Frederick and Elizabeth lived the rest of their lives in exile, and as a consequence their ‘royal issue’ were raised in Protestant lands. Sophia grew up in the Netherlands while her brothers lived in England. Upon the English Civil War, the Palatines split– Charles-Louis (the oldest) siding with the Presbyterian (Long) Parliament while his brothers, Rupert and Maurice, sympatized with King Charles. Upon Cromwell’s removal of the Presbyterian parliament, Charles-Louis returned to Palatine lands, and after the Peace of Westphalia was concluded, his ancestral estate was given back to him. Sophia also received a likewise endowment, i.e., Hanover. The significance of the Westphalia Treaty was not only repatriating household lands to Palatine Royals, but more incredibly a permanent affirmation of the protestant/provinicial principle, “the faith of the prince is the faith of the realm”, as first expressed by German Princes in 1529 at Speyer.

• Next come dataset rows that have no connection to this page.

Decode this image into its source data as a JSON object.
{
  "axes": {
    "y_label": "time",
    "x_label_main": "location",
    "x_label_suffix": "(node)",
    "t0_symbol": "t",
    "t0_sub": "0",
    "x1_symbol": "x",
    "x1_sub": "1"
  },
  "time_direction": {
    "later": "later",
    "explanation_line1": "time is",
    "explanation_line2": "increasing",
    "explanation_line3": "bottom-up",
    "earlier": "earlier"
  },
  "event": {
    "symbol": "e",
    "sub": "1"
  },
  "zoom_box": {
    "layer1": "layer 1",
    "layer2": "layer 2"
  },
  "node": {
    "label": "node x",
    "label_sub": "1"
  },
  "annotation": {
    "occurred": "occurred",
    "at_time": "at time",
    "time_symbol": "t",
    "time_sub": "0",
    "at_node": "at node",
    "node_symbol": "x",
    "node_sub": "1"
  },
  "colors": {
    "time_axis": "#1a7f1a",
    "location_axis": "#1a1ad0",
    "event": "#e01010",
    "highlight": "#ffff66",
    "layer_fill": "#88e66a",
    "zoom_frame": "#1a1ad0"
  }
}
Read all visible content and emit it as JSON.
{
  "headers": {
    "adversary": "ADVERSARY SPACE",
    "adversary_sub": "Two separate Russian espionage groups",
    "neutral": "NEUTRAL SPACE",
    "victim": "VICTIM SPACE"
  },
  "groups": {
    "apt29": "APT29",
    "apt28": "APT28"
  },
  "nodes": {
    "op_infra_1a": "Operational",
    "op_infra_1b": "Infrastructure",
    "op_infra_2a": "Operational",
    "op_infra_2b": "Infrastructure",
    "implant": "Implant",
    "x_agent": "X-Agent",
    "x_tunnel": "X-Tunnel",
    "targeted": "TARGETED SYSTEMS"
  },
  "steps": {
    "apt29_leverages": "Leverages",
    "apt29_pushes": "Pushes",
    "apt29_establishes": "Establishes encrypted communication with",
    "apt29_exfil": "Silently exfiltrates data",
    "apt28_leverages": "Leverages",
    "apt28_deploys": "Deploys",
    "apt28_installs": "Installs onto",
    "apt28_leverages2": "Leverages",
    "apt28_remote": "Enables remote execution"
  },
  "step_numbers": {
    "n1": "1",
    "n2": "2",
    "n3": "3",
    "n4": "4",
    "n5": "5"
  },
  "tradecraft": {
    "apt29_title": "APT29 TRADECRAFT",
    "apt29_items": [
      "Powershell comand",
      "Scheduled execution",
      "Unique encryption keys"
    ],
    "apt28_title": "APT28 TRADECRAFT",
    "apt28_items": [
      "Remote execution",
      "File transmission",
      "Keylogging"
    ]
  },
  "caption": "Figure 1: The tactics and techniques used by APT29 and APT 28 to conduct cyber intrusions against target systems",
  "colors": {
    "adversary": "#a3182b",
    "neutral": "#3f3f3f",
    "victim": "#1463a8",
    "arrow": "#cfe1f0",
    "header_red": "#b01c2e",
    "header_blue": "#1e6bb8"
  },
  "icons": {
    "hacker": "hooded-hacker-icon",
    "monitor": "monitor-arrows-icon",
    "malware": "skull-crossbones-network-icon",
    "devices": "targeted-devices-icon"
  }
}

When discussing Anglican ‘protestantism’, there too often is an itch to compare Anglicanism with Reformed confessions. While this may have a use, the etymological sense of the term is missed. The original context of the word “protestant” was first used in 1529 to describe the demands of German Princes before the Emperor. In Speyer, the Princes claimed four things: 1. the liberty of the King to reform the provincial church through the convocation of clergy; 2. A right to reform the Mass, a harbinger for Common Prayer, basically serving “both kinds” of sacrament to the people; 3. A pledge to harshly suppress Anabaptism and other fanaticism; 4.To wait for a free general council with the Bishop of Rome and other Germans to resolve doctrinal differences. The Council of Trent proved to protestants a free council was not coming. After 1545 protestants therefore attempt to iron out differences by regional synods. These end in failure, partly due to war, also due to insurmountable opinions on sacrament. What’s ironic was how marriage, patronage, and protection between Princes nearly aligned Protestant Europe through the English house. Within this network divines and treatises circulated. This was perhaps the closest the Church of England would get to a substantive ecumenicism, and if the rights to the Crown had continued, Frederick’s dream of a northern protestant union might bore fruition.
The above demonstrates Protestantism’s conservative and catholic nature– desiring an ‘orderly reformation’, re-establishing proper provincial and lay authority in the church, but also doing this without isolation, keeping an eye upon correcting Rome. The scandal Reformed Catholics face today is allowing both Anabaptists and Rome to tar the name Protestant, so we loose sight of its magisterial origins and possibilities.